Week 27: 3 Weeks Old
If we would have written this post three days ago, it would have a different tone. Thankful for more time to heal and regather ourselves before we share this past week's ups and many downs.
A Typical Day for a NICU Parent
A lot of you have asked what are days look like or if you can visit the babies, so here it goes...
There are six people allowed to go back to spend time with the babies, EVER! This is to keep infection down. The list: Ryan and Abby (duh), Laurie and Brad (Abby's parents), Katie (Abby's youngest sister), and Kathy (Ryan's mom). Yes, you read that correctly, my sister Mary Beth and brother Bradley will never meet the babies until they are home. Ryan's dad will also have to wait until they come home. This was incredibly hard to choose, but it was based on location and availability. So we apologize that people can not visit the babies for now, but come September we hope to introduce them to you in person. However, Ryan and I are taking visitors :)
The babies get overstimulated quickly so spending all day at the hospital wouldn't be beneficial for them or us. The babies have three care times a day. A care time is when a nurse is actually "in their beds" or doing hands-on activities. Ryan and I go for two out of the three hands on times. Care times for all three babies combined last about two hours. During those times Ryan and I can change diapers, help take their temperature, and hold their sweet hands. Other than those times we don't get to interact with them.
We also aren't exaggerating when we say things change hour by hour. Between our morning visit and afternoon visits, medicines change, plans of care change, and ventilation settings change quickly.
We also waited until today to update instead of yesterday because we were waiting for testing results of Max and Miller (results located below)
Maggie
Maggie this week has become one feisty little girl. Our prayers for weight gain have started to become real as she now weighs 2 pounds! Maggie has had an up and down week. She struggled to control her blood pressure and oxygen levels. She had to be placed on the oscillator (a type of vent) to help her lungs rest. Because she was on this vent, I was not able to hold her this week. She started blood pressure medication to help with her feistiness (wonder where she gets that from? :) ) They began morphine doses and gave her a paralytic several times. The doctors and nurses were able to get her more stable and as of today, she is back on the conventional vent (which means I can hold her one day soon hopefully and nurses if you are reading this my fingers are crossed). She is now off the paralytic and blood pressure medication! Two answered prayers this week. Because she was on so many medications they were not able to feed her, but as of today, her feedings have resumed at 6ml every three hours.

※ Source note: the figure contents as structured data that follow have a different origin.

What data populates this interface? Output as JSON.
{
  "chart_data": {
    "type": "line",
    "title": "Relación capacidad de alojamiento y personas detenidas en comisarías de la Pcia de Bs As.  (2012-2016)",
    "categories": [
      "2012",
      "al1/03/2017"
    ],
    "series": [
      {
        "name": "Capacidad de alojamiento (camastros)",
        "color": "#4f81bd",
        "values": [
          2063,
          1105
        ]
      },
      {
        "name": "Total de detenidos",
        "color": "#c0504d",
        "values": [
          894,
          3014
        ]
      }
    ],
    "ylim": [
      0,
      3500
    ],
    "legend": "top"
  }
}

We love our precious Maggie all snuggled up!
Max
Our Mighty Max had several setbacks this week. One of the tests we were waiting to hear about before we posted was an infection culture for him. Earlier this week he threw up green bile and had milk left in his stomach at the end of each feeding. The doctors quickly had to do x-rays to make sure his intestines were not perforated. This would have meant surgery. We had to wait to find out and a half a day felt like a year. The x-rays showed no air, which meant his intestines did not have a "hole". This was a relief. We then had to wait 48 hours for the cultures to grow to see if he had an infection in his gut. We got the results back today and it was NEGATIVE! Two HUGE praises for Max this week as either one of those would have been devasting setbacks. They now believe he had the green bile and leftover milk in his gut because he hadn't pooped in two and a half weeks :). He is now back on his feeds and pooping up a storm! Yay poop. He has also done a better job this week with his oxygen. His support has been lowered this week and I hope the trend continues because I'm ready to hold Max. (I haven't been able to hold him yet)
Miller
Our active little Miller has had an eventful week. The doctors told us that Miller has a heart condition called PDA. Before birth, a blood vessel carries blood around the lungs because the lungs are not being utilized. After birth, this vessel closes. A PDA occurs when that vessel does not close and that is the situation Miller is in. As a parent, you never want to hear that your child has a heart condition. Luckily, this condition can be treated with medication; but if medication fails he would be looking at surgery to correct the issue. As I am typing this we are awaiting news on Miller's heart echo and if the medicine worked. Miller has done a great job tolerating the medication and we are praying for good news. He has been taken off feeds for the time being and we hope he will be back at it soon.